Having done a tour of the new Pipeline
features, one might have noticed one detail. There’s a bit more work involved in using a Pipeline than there was before: you can’t just chain every component after every other. There are connections to be made, validation to perform, graphs to assemble, and so on.
In exchange, the pipeline is now way more powerful than before. Sure, but so is a plain Python script. Do we really need the Pipeline object? And what do we need it for?
-
Validation.
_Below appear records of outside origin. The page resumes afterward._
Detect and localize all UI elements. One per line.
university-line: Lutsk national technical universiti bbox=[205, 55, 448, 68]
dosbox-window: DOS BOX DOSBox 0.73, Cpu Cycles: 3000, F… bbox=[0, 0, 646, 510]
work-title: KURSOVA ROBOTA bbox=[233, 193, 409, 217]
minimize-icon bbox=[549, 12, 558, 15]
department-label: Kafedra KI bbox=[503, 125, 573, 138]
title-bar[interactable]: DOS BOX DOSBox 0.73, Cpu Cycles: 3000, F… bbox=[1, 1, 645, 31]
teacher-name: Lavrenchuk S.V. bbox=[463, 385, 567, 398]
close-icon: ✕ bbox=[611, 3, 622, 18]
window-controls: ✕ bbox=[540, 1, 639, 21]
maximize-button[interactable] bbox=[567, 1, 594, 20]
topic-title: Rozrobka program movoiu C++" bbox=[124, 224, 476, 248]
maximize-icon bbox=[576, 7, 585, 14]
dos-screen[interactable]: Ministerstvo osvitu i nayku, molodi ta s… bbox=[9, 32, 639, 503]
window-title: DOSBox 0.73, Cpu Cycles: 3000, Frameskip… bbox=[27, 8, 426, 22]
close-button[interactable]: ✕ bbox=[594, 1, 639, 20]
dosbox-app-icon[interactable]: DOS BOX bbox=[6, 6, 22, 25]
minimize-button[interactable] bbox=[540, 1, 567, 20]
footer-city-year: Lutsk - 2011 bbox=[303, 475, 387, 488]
While components normally validate their inputs and outputs, the pipeline does all the validation before the components run, even before loading heavy resources. This makes the whole system far less likely to fail at runtime for a simple input/output mismatch, which can be priceless for complex applications.
-
Serialization. Redistributing code is always tricky: redistributing a JSON file is much safer. Pipelines make it possible to represent complex systems in a readable JSON file that can be edited, shared, stored, deployed, and re-deployed on different backends at need.
-
Drawing: The new Pipeline offers a way to see your system clearly and automatically, which is often very handy for debugging, inspecting the system, and collaborating on the pipeline’s design.
-
Branching:
-
Loops:
-
Flexible input and output types with customizable connections:
-
On top of this, the pipeline abstraction promotes flatter API surfaces by discouraging components nesting one within the other and providing easy-to-use, single-responsibility components that are easy to reason about.
Having said all of this, however, we don’t believe that the pipeline design makes Haystack win or lose. Pipelines are just a bonus on top of what provides the real value: a broad set of components that reliably perform well-defined tasks. That’s why the Component API does not make the run()
method awkward to use outside of a Pipeline: calling Sum.run(values=[1, 2, 3])
feels Pythonic outside of a pipeline and always will.